だって、良い作り手(働き手)がいなければ商売は成り立ちませんから。これは、どんなビジネスでも同じことですよね。
中小企業で働く人とその生活を支援する。そんな意味からも、弊社では常に市場価格以上の給与を支払ってきました。加えて、他の一般外食企業では稀ですが、健康保険や退職金制度も設定しているんです。」
物価上昇に見合った価格設定にする理由。それは、従業員の給料の確保、すなわち働く人の生活向上に直接つながるという真っ当な理由。
ラーメンの粗利の中から出している給与。そのためにも、その価格に見合う価値のある一品を提供すること。そんな基本を良しとする姿は、まぶしいぐらいです。
さらに、『人件費以外の小麦粉や卵などの原材料の高騰』について説くデイビッドさん。
「コロナ以前や2022年に比べて、原材料価格は大体10%から30%上昇しています。残念なことに、サプライヤーは前年度分の損失を取り戻そうと躍起になっている感じです。」
では、これに対応するため。どのような策を案じているのでしょうか。こう問うと、この様な時だからこそ、ビジネスの基本に立ち返ることが最も大切だと続けます。
「当たり前とされることをする。すなわち、おいしい料理を作り続ける。 お客様と同様スタッフも大切にし続ける。 私たちの周りにある地元ビジネスをサポートし続ける。 難しいことを簡単にする策を案じ実行し続ける。
閉店してしまった町の多くのレストランと同じように、キンボシラーメンも今なお弱い立場に置かれています。でも、互いに思いやりを持って、持続可能なビジネス形態を追及していくこと。これがなによりも、今の時代には必要なことだと痛感しているのです。」
地元の中小企業をサポートしてあげてください。一人ひとりの思いやりと支援が、そのビジネスの底力となるのですから。
最高のイノベーションは、チャレンジがある時に必然的に生み出される。そう締めくくってくれたデイビッドさんの笑顔は、多くのポートランドの人々の心に焼き付いているはずです。
生活必需品の高騰から、価格破壊系の店舗だけで買い物をする。それはそれで今のご時世、仕方のないことだと感じます。
でも同時に、地域の中小企業へのサポートがより一層必要になってきている。このことも忘れないでほしいのです。

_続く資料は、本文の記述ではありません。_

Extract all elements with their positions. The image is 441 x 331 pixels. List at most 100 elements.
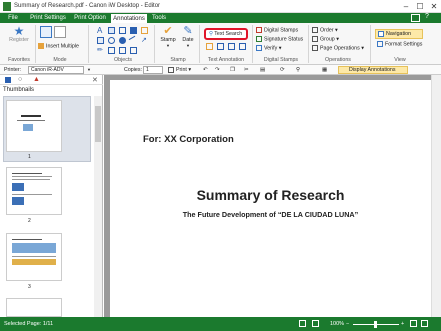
display-annotations-toggle[interactable]: Display Annotations — [338, 66, 408, 74]
thumb-line — [12, 194, 52, 195]
cut-icon[interactable]: ✂ — [244, 66, 248, 74]
thumbnail-page-3[interactable] — [6, 233, 62, 281]
comment-icon[interactable]: ○ — [18, 76, 22, 83]
thumb-line — [17, 120, 45, 121]
settings-icon[interactable] — [411, 14, 420, 22]
group-label-digital-stamps: Digital Stamps — [263, 57, 299, 63]
strikeout-text-icon[interactable] — [228, 43, 235, 50]
group-label-favorites: Favorites — [8, 57, 30, 63]
tab-print-option[interactable]: Print Option — [71, 13, 109, 23]
thumb-line — [12, 239, 42, 240]
copy-icon[interactable]: ❐ — [230, 66, 235, 74]
fit-width-icon[interactable] — [421, 320, 428, 327]
redo-icon[interactable]: ↷ — [215, 66, 219, 74]
select-mode-icon[interactable] — [40, 26, 52, 38]
stamp-button[interactable]: ✔ Stamp ▼ — [158, 25, 178, 48]
textbox-icon[interactable] — [108, 27, 115, 34]
divider — [88, 25, 89, 63]
format-settings-label: Format Settings — [385, 41, 423, 48]
divider — [35, 25, 36, 63]
format-settings-button[interactable]: Format Settings — [377, 41, 422, 47]
pen-icon[interactable]: ✏ — [97, 47, 104, 54]
order-icon — [312, 27, 318, 33]
image-icon[interactable] — [141, 27, 148, 34]
printer-select[interactable]: Canon iR-ADV — [28, 66, 84, 74]
group-label-view: View — [394, 57, 406, 63]
rotate-icon[interactable]: ⟳ — [280, 66, 284, 74]
signature-status-label: Signature Status — [264, 36, 304, 43]
document-page: For: XX Corporation Summary of Research … — [110, 80, 431, 317]
rectangle-icon[interactable] — [119, 27, 126, 34]
text-search-button[interactable]: ⚲ Text Search — [204, 28, 248, 40]
close-pane-icon[interactable]: ✕ — [92, 76, 98, 84]
filled-ellipse-icon[interactable] — [119, 37, 126, 44]
copies-field[interactable]: 1 — [143, 66, 163, 74]
arrow-icon[interactable]: ↗ — [141, 37, 148, 44]
highlight-icon[interactable] — [97, 37, 104, 44]
undo-icon[interactable]: ↶ — [203, 66, 207, 74]
signature-status-button[interactable]: Signature Status — [256, 36, 303, 42]
thumb-line — [12, 256, 56, 257]
thumbnail-scrollbar[interactable] — [94, 96, 102, 317]
zoom-slider-handle[interactable] — [374, 321, 377, 328]
view-options-icon[interactable]: ▦ — [322, 66, 327, 74]
close-button[interactable]: ✕ — [427, 0, 441, 13]
date-button[interactable]: ✎ Date ▼ — [180, 25, 196, 48]
tab-annotations[interactable]: Annotations — [110, 13, 148, 23]
help-icon[interactable]: ? — [425, 13, 429, 20]
text-note-icon[interactable] — [239, 43, 246, 50]
underline-text-icon[interactable] — [217, 43, 224, 50]
page-operations-icon — [312, 45, 318, 51]
zoom-in-icon[interactable]: + — [401, 321, 404, 327]
fit-page-icon[interactable] — [410, 320, 417, 327]
maximize-button[interactable]: ☐ — [413, 0, 427, 13]
zoom-icon[interactable]: ⚲ — [296, 66, 300, 74]
tab-print-settings[interactable]: Print Settings — [27, 13, 69, 23]
page-operations-button[interactable]: Page Operations ▾ — [312, 45, 364, 51]
scroll-thumb[interactable] — [95, 106, 101, 142]
navigation-button[interactable]: Navigation — [375, 29, 423, 39]
chevron-down-icon[interactable]: ▼ — [87, 66, 91, 74]
zoom-out-icon[interactable]: − — [346, 321, 349, 327]
divider — [370, 25, 371, 63]
insert-multiple-button[interactable]: Insert Multiple — [38, 43, 79, 49]
thumbnail-page-1[interactable] — [6, 100, 62, 152]
tab-tools[interactable]: Tools — [150, 13, 168, 23]
group-label: Group — [320, 36, 335, 43]
digital-stamps-button[interactable]: Digital Stamps — [256, 27, 298, 33]
register-button[interactable]: ★ Register — [8, 25, 30, 43]
chevron-down-icon: ▼ — [186, 43, 190, 48]
minimize-button[interactable]: – — [399, 0, 413, 13]
continuous-view-icon[interactable] — [312, 320, 319, 327]
highlight-text-icon[interactable] — [206, 43, 213, 50]
document-heading: Summary of Research — [196, 187, 345, 203]
print-button[interactable]: Print ▾ — [168, 66, 191, 74]
link-icon[interactable] — [119, 47, 126, 54]
order-button[interactable]: Order ▾ — [312, 27, 338, 33]
verify-button[interactable]: Verify ▾ — [256, 45, 281, 51]
group-label-text-annotation: Text Annotation — [207, 57, 245, 63]
copies-label: Copies: — [124, 67, 142, 73]
document-scrollbar[interactable] — [431, 75, 441, 317]
thumbnails-tab-icon[interactable] — [5, 77, 11, 83]
text-object-icon[interactable]: A — [97, 26, 102, 35]
group-button[interactable]: Group ▾ — [312, 36, 339, 42]
single-page-view-icon[interactable] — [299, 320, 306, 327]
thumbnail-page-2[interactable] — [6, 167, 62, 215]
menu-tabs: File Print Settings Print Option Annotat… — [0, 13, 441, 23]
bookmark-icon[interactable]: ▲ — [33, 76, 40, 83]
ellipse-icon[interactable] — [108, 37, 115, 44]
digital-stamps-label: Digital Stamps — [264, 27, 299, 34]
line-icon[interactable] — [128, 35, 139, 46]
polygon-icon[interactable] — [108, 47, 115, 54]
sticky-note-icon[interactable] — [130, 47, 137, 54]
title-bar: Summary of Research.pdf - Canon iW Deskt… — [0, 0, 441, 13]
paste-icon[interactable]: ▤ — [260, 66, 265, 74]
tab-file[interactable]: File — [3, 13, 23, 23]
thumbnail-page-4[interactable] — [6, 298, 62, 317]
for-line: For: XX Corporation — [143, 134, 234, 145]
group-label-objects: Objects — [114, 57, 132, 63]
status-bar: Selected Page: 1/11 100% − + — [0, 317, 441, 331]
filled-rect-icon[interactable] — [130, 27, 137, 34]
hand-mode-icon[interactable] — [54, 26, 66, 38]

地域密着型のお店でモノを買い、食べる。そうすることで、中小企業で働く人に必要な賃上げは、より身近なものになっていくのではないでしょうか。
2023年春、大企業のベースアップに満額回答で応じる企業が相次いでいます。ですが、大企業に属するのはほんの一握り。
地域のビジネス活性化のため。中小企業のため。そして何よりも、あなたの日々の暮らしの潤いとして循環されるため。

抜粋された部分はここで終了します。